Camila Fuchs is actually a duo and not the name of a solo artist. The duo are Camila, based in Mexico, and Daniel, from Munich. They’ve been working together since 2012 and this album feels both futuristic and planted in the past. Bjork’s ‘Post’ album played with the club scene and taking mechanical loops and turning them into percussive beats and aggressive grinding basslines. The whole album has an industrial feel and ‘Kids Talk Sun’ shares a very similar sound palette. Gears grind, basslines throb and gurgle, radio frequencies detune and the whole thing feels like a malevolent machine has come to life. A track called ‘Roses’ shows this best as the whole piece has a range of metallic guitar feedback like sounds channelled into a chugging machine of rhythm.
Over the top of this curiously beautiful death machine floats Camila’s voice. She sings very differently between each track. In ‘Sandstorm’ she free-flowing – like an ethereal siren. On opener ‘Sun’, she is robotically processed and plays with her stilted English pronunciations. All the way through, Camila’s voice is a source of lightness and intrigue as she skips around disembodied like a ghost. Often when combined, the vocal processing and the psychedelic rhythms of the synths remind me of Kaitlyn Aurelia Smith’s most recent album ‘The Mosaic of Transformation’. There the raj like flow seeps out of every chord whereas here, it is a much more focused trance that is being created.

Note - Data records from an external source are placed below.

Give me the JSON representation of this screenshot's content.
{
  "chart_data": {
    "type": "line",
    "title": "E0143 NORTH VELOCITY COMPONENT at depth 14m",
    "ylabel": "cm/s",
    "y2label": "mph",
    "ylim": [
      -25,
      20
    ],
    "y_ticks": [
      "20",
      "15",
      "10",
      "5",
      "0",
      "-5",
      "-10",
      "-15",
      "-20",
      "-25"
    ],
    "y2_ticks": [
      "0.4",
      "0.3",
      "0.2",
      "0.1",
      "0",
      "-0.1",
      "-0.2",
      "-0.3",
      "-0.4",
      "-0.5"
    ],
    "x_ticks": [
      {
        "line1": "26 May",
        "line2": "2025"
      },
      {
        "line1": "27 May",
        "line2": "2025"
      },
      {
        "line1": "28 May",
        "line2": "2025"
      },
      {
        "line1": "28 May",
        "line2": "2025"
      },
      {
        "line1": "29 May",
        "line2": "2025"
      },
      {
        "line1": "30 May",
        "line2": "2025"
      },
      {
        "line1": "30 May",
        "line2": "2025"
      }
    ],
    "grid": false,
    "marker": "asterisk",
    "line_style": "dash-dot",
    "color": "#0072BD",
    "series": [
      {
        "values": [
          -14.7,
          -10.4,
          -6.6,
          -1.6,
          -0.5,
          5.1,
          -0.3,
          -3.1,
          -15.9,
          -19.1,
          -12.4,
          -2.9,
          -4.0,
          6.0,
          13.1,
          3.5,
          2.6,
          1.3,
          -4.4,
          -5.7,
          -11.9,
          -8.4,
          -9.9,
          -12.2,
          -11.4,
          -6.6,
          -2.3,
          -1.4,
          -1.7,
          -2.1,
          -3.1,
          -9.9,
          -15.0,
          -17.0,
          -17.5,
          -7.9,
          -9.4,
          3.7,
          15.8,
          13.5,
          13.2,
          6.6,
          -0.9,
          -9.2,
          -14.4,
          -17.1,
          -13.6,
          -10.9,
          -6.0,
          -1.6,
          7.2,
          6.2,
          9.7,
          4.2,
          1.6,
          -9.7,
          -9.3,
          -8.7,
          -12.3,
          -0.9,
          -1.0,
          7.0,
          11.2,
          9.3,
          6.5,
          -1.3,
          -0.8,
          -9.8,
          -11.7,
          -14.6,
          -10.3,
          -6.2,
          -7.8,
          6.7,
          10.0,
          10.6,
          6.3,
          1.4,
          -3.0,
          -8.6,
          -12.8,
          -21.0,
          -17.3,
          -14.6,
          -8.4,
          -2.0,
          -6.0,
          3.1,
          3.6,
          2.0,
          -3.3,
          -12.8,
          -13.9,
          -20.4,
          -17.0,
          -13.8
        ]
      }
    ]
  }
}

All of that combines to create some really unusual but fascinating avant-garde pop. ‘Silenced By Hums’ is like you’ve fallen into a telephone wire and are being buzzed about around a switchboard. ‘Come About’ evokes the trashier side of Brit Pop from the late ’90s in the best possible way. The perfectly detuned kaleidoscope of synths that is ‘Mess’ sits equidistant between Bjork and Fever Ray as it slowly creeps through its seven-minute freak show. ‘Moon’s Mountain’ has about as close to a hook in their songs as you can get outside of the beautiful instrumental ‘Gloss Trick’ which uses hazy synths to create a dreamy downtempo piece to make you feel very… floaty.
One thing that Camila Fuchs does not have often is a hook, or a big chorus, or anything you can hang a hat on to call itself a big entry point. The duo are very distinctive in their musical delivery as they tell stories in moments that slowly evolve over the song rather than call out verse/chorus/verse. This may make it initially a bit trickier to get into what Camila Fuchs do. I recommend enjoying the album with the lights down low. I enjoy ‘Kids Talk Sun’ best at night, with just a small lamp on. The album commands dark space so well as almost every song feels ominous without ever trashing out into an emergency.
Frankly, Camila Fuchs may have made one of the most curious albums of 2020.